I have read here that technicaly you should shoot for 8.9% and below. Not sure if 9% has the same benifits as below 9%. I'll check the forums again and edit when I find the answer.
I've read that some will just carry $1 on certain cards and still get that 1% total util but ymmv.
Keep us posted. Hope it works for you.
How many points you get is really a large variable? First, what is your major bucket? Do you have any negatives or a thin file? You said your util was always low, but how low? What was both your card utilization ratio and total ratio before you paid this down? If you jump (drop) several categories, it will boost your score more than if you only jump (or go down) one.
Will other facts change when you get your next report (inquiries falling off into the next lower set, or AAoA or LOC going up into the next set etc.)? The best way to get a ballpark picture of this is to check your myFICO 3B “scores” section. Scroll down to the FICO® SCORE 8 INGREDIENTS section toward the bottom for each CRA. Look at the 5 categories and see what they are (Exceptional, Good, Fair, etc.). Anything that is NOT Exceptional open it and see what you have. For example, if your LOC is good and you have 2 years 1 month, that will not change a score by going to 2 years 2 months; HOWEVER, if it is fair and you have 1 year 11 months, that will change your score and give you a boost next month. The later means your boost will not simply be because of your CC util going down, but also because your LOC went into the next subset.
Also, be aware your score could go DOWN. For example, did you close an account long ago and forgot about it. Maybe you paid off a mortgage, car or personal loan. If it crosses that 10 year mark all kinds of bells and whistles could go off (AAoA for one) if it were a good account. Also check on old, closed CCs.

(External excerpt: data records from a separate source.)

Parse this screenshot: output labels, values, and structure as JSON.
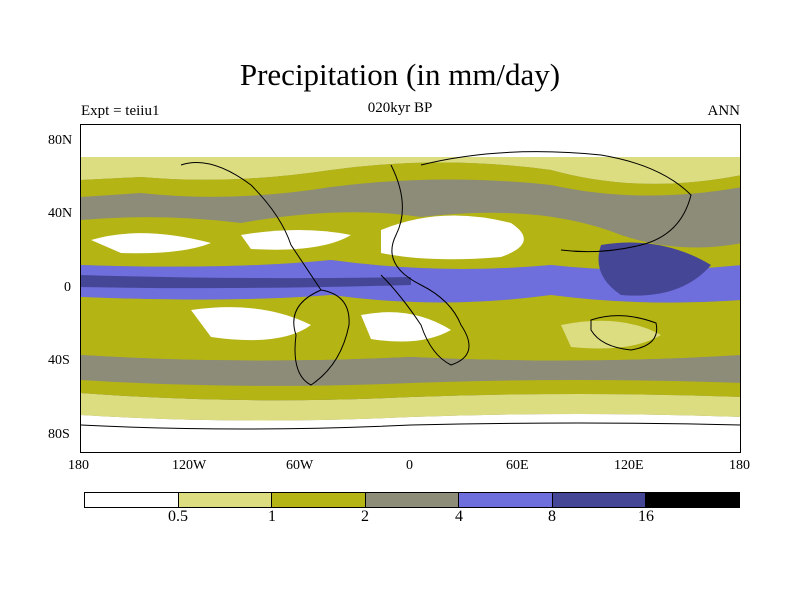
{
  "title": "Precipitation (in mm/day)",
  "subtitle": "020kyr BP",
  "left_label": "Expt = teiiu1",
  "right_label": "ANN",
  "lat_labels": [
    "80N",
    "40N",
    "0",
    "40S",
    "80S"
  ],
  "lon_labels": [
    "180",
    "120W",
    "60W",
    "0",
    "60E",
    "120E",
    "180"
  ],
  "colorbar": {
    "colors": [
      "#ffffff",
      "#dcdc80",
      "#b4b414",
      "#8c8c78",
      "#6e6edc",
      "#464696",
      "#000000"
    ],
    "ticks": [
      "0.5",
      "1",
      "2",
      "4",
      "8",
      "16"
    ]
  }
}
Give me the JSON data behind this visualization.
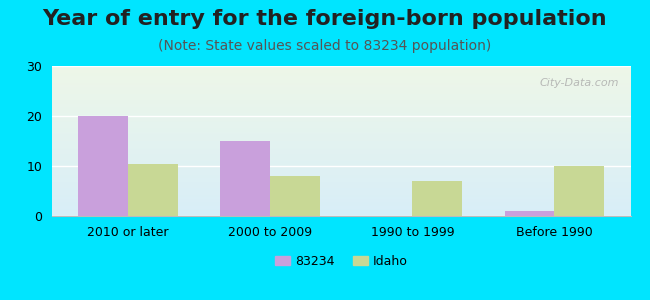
{
  "title": "Year of entry for the foreign-born population",
  "subtitle": "(Note: State values scaled to 83234 population)",
  "categories": [
    "2010 or later",
    "2000 to 2009",
    "1990 to 1999",
    "Before 1990"
  ],
  "series_83234": [
    20,
    15,
    0,
    1
  ],
  "series_idaho": [
    10.5,
    8,
    7,
    10
  ],
  "color_83234": "#c9a0dc",
  "color_idaho": "#c8d895",
  "ylim": [
    0,
    30
  ],
  "yticks": [
    0,
    10,
    20,
    30
  ],
  "bar_width": 0.35,
  "background_outer": "#00e5ff",
  "background_inner_top": "#eef7e8",
  "background_inner_bottom": "#d8eef8",
  "title_fontsize": 16,
  "subtitle_fontsize": 10,
  "legend_label_83234": "83234",
  "legend_label_idaho": "Idaho"
}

You will see all kinds of values listed by the community for dropping below 8.9% and each is valid; but, you must consider whether the poster has considered all the nearly constantly changing variables that go into making a credit score and giving them the boost or drop. It is said that your score is nothing but a snapshot in time, and that is true. Why? Well think of taking a picture of a passing airplane on a cloudy, windy day. Not only will the airplane be in a different position seconds after you took the photo; but also the trees, clouds, and any other background scenery will be different after you snap that shot.
PS "IF it looks good to lenders, I'll take it anyway." What Lenders? The boost you get will, most likely, be different for each FICO score model you have.
Have your 2 new trade lines reported already? If they have, and your derogs are still there, and you were already below 8.9% individual card and total util; then you will probably see only a small bump. I hope I'm wrong and you get a nice big boost, but I don't think so. BTW, I did not see if where your scores were now. All parameters the same, generally the lower they are, the better the boost (but not by too much).